Much of this material came from my reading of “Text Data Management and Analysis” by ChengXiang Zhai and Sean Massung.
Set-up
VSM represents all the individually occurring words in our corpus as a dimension in a vector space, such that the total number of dimensions of vector space is the total size of the corpus. This allows us to represent the query of document text as a vector given by a linear sum of the of the individual words in this vector space. We only care if a word does or doesn’t appear in a query or document, so our query and document vectors only contain ones or zeros, indicating presence or absence respectively.
\[q=\left(x_1,...,x_N\right), d=\left(y_1,...,y_N\right)\]Given this representation, we can then determine that the similarity is given by the “closeness” between two vectors. In 2D, it is easy to show that the more similar query and document vectors have the smaller angle between them. More generally, we use the dot product operator, which becomes large and positive for near identical query and document vectors, and approaches 0 where the two vectors are completely different. The dot product is then just the sum over product,
\[sim(q,d)=q \cdot d=\sum_{i=1}^{N} x_iy_i\]for query and document vectors as defined above.
Term Frequency
What if we were to take into account the frequency with which a particular word occurred in a given document? This is the term frequency (TF). TF should give us a better sense of the relevance of a document in relation to a query, as it is likely a more relevant document will contain a query term more frequently. In doing this, we modify our vectors to include the frequency of each word in the vector, count(w,q)
, count(w,d)
for the query and document vectors respectively. The equation for similarity above then becomes
where in this case x,y>=0
. The rest of this blog, we will adjust count(w,d)
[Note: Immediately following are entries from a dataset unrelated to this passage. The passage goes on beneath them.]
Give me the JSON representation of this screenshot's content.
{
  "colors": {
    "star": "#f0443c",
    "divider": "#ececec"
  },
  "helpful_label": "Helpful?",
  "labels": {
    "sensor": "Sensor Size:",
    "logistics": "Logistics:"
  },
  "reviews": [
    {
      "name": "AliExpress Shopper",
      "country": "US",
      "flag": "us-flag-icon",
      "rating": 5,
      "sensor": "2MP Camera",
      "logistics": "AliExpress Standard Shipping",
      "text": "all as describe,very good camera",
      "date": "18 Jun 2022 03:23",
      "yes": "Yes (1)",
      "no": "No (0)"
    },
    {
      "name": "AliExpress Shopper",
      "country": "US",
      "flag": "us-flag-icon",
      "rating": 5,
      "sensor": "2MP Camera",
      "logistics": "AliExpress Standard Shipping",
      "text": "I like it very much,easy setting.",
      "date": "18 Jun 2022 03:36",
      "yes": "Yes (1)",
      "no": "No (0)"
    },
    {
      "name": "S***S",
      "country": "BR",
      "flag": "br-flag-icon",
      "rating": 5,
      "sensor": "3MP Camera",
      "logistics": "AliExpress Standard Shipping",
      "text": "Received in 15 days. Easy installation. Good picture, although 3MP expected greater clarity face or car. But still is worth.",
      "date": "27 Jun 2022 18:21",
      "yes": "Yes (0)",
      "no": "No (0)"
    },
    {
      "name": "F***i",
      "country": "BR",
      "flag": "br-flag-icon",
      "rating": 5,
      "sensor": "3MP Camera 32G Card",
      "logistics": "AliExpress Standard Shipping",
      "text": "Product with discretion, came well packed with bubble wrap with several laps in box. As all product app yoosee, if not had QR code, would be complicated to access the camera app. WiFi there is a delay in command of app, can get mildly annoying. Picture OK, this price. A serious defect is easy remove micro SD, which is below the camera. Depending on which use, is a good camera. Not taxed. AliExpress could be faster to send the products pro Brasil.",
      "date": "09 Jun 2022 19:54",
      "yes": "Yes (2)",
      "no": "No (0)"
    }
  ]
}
so as to be able to produce more meaningful rankings.
Inverse Document Frequency
Term frequency alone may not give us the document ranking that we’d really want. It may turn out that a given query term is just very common, so just because a document contains lots of occurrences of this term is not a good gauge of that document’s relevance to the query. The remedy for this is to introduce inverse document frequency (IDF). This is a global statistic, which penalises words that are frequent across documents. IDF is often given as,
\[IDF(w)=\log\frac{M+1}{df(w)}\]where M
is the total number of documents in the collection, df(w)
is “document frequency” the number of documents that contain the given term, w
. The 1
in the numerator is just to prevent IDF(w)
reducing to zero in as df(w)
approached M
.
TF Transformation
Similar to IDF, TF transformation penalises commonly occurring words. However, in this case, this penalty applies to words found in the target document only. As before, the presence of a given query term in a document is less relevant the more frequent it occurs in that document. This is often given by taking the logarithm of frequency with which a word query term occurs in a document. This is simply because logarithmic growth is very slow. The TF transformation used for pivoted length normalisation replaces our naive count(w,d)
with TF(w,d)
, given by the following equation,
The most effective transformation that is commonly used is known as BM25 TF,
\[TF(w,d)=\frac{(k+1)count(w,d)}{count(w,d)+k}\]for some parameter k>=0
. Unlike a simple logarithmic function, TF(w,d)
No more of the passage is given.